Consumers ultimately absorb the tariffs in the form of higher retail prices, the shoe companies said, despite Trump’s insistence that China will foot the bill.

Monday’s letter included signatures from such powerhouses as Nike, Adidas, Foot Locker, Ugg, Crocs, Steve Madden, Skechers and Converse.

“We can assure you that any increase in the cost of importing shoes has a direct impact on the American footwear consumer,” the letter said. “It is an unavoidable fact that as prices go up at the border due to transportation costs, labor rate increases, or additional duties, the consumer pays more for the product.”

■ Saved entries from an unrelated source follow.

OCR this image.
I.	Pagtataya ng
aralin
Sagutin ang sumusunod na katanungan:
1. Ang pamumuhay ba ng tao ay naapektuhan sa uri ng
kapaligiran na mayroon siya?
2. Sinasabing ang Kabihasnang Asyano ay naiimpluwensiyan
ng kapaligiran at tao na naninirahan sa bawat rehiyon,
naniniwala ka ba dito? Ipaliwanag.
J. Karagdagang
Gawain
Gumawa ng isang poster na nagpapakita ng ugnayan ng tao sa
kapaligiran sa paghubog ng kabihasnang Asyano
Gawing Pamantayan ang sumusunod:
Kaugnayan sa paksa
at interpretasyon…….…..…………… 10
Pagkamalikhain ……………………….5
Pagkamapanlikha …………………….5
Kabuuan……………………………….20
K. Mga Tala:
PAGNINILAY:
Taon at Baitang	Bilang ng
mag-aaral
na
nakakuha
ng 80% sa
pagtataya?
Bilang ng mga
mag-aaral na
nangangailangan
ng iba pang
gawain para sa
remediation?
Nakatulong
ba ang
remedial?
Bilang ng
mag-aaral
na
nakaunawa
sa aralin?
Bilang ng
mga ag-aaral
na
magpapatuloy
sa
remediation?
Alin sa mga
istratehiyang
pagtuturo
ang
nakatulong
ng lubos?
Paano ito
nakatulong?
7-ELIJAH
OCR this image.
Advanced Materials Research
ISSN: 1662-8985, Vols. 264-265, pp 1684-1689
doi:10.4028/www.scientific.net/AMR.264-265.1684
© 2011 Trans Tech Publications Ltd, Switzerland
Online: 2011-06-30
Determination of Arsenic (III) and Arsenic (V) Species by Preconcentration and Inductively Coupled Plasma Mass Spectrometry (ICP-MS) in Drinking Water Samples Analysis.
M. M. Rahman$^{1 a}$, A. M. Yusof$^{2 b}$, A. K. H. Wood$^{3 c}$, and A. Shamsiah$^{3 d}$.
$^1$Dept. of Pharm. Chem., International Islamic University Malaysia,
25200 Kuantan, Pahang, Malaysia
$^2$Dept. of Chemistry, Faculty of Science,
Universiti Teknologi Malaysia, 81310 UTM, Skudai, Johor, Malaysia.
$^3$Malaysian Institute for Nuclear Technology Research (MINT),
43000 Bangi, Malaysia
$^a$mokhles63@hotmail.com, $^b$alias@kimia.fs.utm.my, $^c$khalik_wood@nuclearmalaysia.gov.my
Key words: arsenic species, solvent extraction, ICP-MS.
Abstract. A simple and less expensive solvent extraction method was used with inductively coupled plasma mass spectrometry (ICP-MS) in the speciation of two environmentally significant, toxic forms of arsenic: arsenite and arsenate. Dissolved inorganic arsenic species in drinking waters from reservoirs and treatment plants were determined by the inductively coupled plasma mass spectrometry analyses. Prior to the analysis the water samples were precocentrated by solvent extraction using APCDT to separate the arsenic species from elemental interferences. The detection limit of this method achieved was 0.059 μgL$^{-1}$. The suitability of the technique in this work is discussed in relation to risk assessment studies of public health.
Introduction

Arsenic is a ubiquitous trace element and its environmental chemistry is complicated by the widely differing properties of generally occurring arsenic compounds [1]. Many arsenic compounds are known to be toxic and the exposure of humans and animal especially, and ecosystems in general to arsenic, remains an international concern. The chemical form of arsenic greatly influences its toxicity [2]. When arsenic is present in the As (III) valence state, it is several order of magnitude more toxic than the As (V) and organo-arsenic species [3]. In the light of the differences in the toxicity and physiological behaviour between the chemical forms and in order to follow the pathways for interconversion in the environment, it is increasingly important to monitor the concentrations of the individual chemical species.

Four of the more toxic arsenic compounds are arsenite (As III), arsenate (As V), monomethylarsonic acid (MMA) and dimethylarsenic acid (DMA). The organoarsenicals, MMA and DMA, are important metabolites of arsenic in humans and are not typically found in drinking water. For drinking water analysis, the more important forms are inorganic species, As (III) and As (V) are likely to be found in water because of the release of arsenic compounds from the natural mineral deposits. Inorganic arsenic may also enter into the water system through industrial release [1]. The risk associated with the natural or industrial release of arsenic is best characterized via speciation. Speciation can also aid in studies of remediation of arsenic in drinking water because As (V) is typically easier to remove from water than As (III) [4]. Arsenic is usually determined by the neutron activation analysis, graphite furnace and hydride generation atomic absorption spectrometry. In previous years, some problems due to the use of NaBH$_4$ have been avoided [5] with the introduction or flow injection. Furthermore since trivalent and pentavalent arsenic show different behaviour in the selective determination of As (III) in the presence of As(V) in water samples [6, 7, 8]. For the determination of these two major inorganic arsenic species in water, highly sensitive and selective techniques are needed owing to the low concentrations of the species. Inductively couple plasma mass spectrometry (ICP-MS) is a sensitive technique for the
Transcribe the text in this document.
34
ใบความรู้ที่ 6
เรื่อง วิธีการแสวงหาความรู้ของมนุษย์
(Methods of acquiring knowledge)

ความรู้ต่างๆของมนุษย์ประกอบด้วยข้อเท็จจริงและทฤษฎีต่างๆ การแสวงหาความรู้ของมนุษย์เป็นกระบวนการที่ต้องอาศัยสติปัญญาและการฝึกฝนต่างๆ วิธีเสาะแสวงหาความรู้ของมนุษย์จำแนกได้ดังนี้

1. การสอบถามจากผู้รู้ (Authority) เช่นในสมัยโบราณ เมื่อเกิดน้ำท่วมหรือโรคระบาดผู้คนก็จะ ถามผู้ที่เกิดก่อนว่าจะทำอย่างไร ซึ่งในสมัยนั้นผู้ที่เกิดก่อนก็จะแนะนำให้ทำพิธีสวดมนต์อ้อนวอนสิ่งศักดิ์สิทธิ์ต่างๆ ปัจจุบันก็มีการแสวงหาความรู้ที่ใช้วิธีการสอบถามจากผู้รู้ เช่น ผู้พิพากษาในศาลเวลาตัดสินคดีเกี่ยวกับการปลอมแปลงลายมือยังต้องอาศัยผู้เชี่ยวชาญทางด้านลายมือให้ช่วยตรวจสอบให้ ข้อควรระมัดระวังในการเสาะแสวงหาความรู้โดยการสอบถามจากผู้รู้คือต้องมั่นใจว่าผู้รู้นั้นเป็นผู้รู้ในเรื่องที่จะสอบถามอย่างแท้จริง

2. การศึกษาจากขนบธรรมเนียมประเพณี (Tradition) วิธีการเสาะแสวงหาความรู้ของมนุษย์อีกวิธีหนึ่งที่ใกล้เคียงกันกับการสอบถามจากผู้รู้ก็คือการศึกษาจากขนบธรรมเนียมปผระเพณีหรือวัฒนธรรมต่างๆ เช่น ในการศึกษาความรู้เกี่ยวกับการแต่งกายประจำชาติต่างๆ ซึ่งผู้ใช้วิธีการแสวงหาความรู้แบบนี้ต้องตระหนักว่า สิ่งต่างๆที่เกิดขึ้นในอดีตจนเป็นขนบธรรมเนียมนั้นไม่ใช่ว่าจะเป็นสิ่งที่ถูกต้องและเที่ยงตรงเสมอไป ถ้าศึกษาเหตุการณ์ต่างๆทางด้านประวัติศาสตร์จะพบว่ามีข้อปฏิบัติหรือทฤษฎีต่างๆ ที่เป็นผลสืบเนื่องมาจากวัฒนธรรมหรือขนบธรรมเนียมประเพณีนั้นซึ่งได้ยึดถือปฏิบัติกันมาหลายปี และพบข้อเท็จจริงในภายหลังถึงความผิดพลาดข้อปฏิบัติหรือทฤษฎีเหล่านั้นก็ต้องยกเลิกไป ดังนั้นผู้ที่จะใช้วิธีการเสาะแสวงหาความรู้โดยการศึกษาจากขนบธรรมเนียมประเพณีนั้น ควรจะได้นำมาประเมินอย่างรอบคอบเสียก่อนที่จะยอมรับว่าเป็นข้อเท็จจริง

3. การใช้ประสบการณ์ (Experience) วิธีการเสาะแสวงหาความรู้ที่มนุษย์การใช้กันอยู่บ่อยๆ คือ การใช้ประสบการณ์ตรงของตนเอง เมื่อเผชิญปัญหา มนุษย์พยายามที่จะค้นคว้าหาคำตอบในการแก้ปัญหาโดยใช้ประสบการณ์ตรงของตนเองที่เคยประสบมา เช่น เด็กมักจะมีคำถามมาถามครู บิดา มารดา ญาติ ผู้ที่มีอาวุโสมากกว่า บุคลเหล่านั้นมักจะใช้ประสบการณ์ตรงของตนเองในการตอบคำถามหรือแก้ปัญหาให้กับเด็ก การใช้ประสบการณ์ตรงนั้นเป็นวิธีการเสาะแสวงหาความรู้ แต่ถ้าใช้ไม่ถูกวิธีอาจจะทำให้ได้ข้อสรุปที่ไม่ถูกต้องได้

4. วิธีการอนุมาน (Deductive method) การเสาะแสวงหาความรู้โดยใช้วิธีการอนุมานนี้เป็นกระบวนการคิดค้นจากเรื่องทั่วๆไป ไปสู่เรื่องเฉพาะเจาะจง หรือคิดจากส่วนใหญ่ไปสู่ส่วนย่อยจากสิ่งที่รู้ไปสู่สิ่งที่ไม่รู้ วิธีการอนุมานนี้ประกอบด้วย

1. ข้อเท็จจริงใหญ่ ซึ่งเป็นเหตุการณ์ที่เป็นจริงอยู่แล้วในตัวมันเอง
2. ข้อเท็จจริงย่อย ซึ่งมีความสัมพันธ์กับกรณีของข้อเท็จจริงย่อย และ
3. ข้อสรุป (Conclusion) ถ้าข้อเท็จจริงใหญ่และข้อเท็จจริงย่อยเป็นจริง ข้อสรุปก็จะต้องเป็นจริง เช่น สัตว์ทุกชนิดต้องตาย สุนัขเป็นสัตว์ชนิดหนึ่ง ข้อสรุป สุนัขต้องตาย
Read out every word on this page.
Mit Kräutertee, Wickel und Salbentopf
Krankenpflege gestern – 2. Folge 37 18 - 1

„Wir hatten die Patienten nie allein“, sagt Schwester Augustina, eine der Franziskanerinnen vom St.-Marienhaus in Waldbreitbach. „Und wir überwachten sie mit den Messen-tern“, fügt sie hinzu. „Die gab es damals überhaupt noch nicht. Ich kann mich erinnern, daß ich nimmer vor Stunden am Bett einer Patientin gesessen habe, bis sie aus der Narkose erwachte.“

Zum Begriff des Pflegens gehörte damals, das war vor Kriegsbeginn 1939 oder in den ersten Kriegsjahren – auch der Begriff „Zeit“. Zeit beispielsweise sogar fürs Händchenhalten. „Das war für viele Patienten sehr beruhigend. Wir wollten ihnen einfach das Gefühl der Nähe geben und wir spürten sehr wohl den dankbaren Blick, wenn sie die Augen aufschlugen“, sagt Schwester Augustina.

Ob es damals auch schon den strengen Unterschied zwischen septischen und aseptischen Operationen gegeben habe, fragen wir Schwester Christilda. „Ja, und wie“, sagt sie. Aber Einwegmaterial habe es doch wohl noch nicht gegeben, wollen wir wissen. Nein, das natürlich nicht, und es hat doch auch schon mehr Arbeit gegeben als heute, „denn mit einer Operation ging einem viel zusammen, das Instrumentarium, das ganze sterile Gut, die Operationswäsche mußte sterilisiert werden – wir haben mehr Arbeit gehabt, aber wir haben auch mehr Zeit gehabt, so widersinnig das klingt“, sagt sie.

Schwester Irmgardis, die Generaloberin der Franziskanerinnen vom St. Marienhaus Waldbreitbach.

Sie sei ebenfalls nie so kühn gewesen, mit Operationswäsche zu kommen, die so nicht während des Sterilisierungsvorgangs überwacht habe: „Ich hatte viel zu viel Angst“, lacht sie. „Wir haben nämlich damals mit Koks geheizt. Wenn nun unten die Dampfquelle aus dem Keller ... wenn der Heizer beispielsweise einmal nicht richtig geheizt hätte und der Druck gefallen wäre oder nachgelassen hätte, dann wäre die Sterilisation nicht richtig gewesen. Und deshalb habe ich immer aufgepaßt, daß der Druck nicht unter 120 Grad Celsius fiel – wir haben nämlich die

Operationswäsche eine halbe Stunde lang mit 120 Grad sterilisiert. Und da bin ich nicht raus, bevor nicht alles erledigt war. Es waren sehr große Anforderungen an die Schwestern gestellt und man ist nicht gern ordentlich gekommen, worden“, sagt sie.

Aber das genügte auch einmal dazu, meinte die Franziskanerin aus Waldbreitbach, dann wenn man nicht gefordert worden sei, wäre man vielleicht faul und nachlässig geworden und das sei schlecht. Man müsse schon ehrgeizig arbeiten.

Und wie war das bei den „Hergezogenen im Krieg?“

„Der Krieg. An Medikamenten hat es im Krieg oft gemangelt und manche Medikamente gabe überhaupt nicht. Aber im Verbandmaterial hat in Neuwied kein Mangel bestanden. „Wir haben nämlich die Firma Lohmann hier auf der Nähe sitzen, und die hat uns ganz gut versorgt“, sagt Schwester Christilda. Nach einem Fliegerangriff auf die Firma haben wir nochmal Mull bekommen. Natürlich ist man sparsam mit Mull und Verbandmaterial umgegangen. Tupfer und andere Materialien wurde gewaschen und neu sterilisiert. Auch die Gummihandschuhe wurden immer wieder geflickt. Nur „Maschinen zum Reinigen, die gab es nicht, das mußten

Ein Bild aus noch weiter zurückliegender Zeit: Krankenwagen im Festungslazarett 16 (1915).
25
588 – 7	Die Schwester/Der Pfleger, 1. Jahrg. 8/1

The footwear industry is not alone: Economists and other business groups contend that tariffs are a tax on Americans that comes due on the U.S. companies that import foreign goods.

Trump has countered that imposing tariffs incentivizes companies to move production back to the U.S.

He has also said it is the only way to get Beijing’s attention as he seeks leverage in his trade fight — a battle he maintains the U.S. is “winning.”

“We’re going to be collecting over $100 billion in tariffs,” Trump told reporters last week from the South Lawn.

Complicating matters further: The shoe industry is deeply entrenched in China.

In their letter, footwear companies warned that they can’t “simply move factories to adjust to these changes.” After all, footwear is one of the nation’s most heavily imported products, with nearly all shoes manufactured outside the U.S.

Nearly three-quarters of those imports come from China, the American Apparel & Footwear Association said last year.

Matt Priest, president and chief executive of the Footwear Distributors and Retailers of America, an industry group, said many retailers have already begun to map out costs for spring 2020 and that some of its members are worried the new tariffs will put them out of business. Priest said his organization has not yet heard back from the White House.

“The uncertainty is probably the big killer,”

Priest said. “In the meantime, we have to plan for the unthinkable.”

If the tariffs kick in, then consumers would feel it almost immediately because they’re assessed once a good crosses the border, Priest said. That would affect back-to-school inventory, as well as holiday sales later in the year, he said.

One of the reasons footwear is harder to produce elsewhere is because of the manufacturing process, which is more complicated than making, say, a pair of pants, said Neil Saunders, managing director of research firm GlobalData Retail.

The intricate process means that companies have already made a hefty investment in Chinese equipment and therefore have budgeted for cheaper labor costs.

“All through the supply chain, an increase in tariffs has quite a negative effect,”

Saunders said.

The Footwear Distributors & Retailers of America estimates that the proposed tariffs would tack on an additional $7 billion in annual costs for customers.

That’s on top of the existing $3 billion a year in tariffs paid by the shoe industry, thanks to legislation from 1930 that was intended to protect U.S. manufacturing during the Great Depression.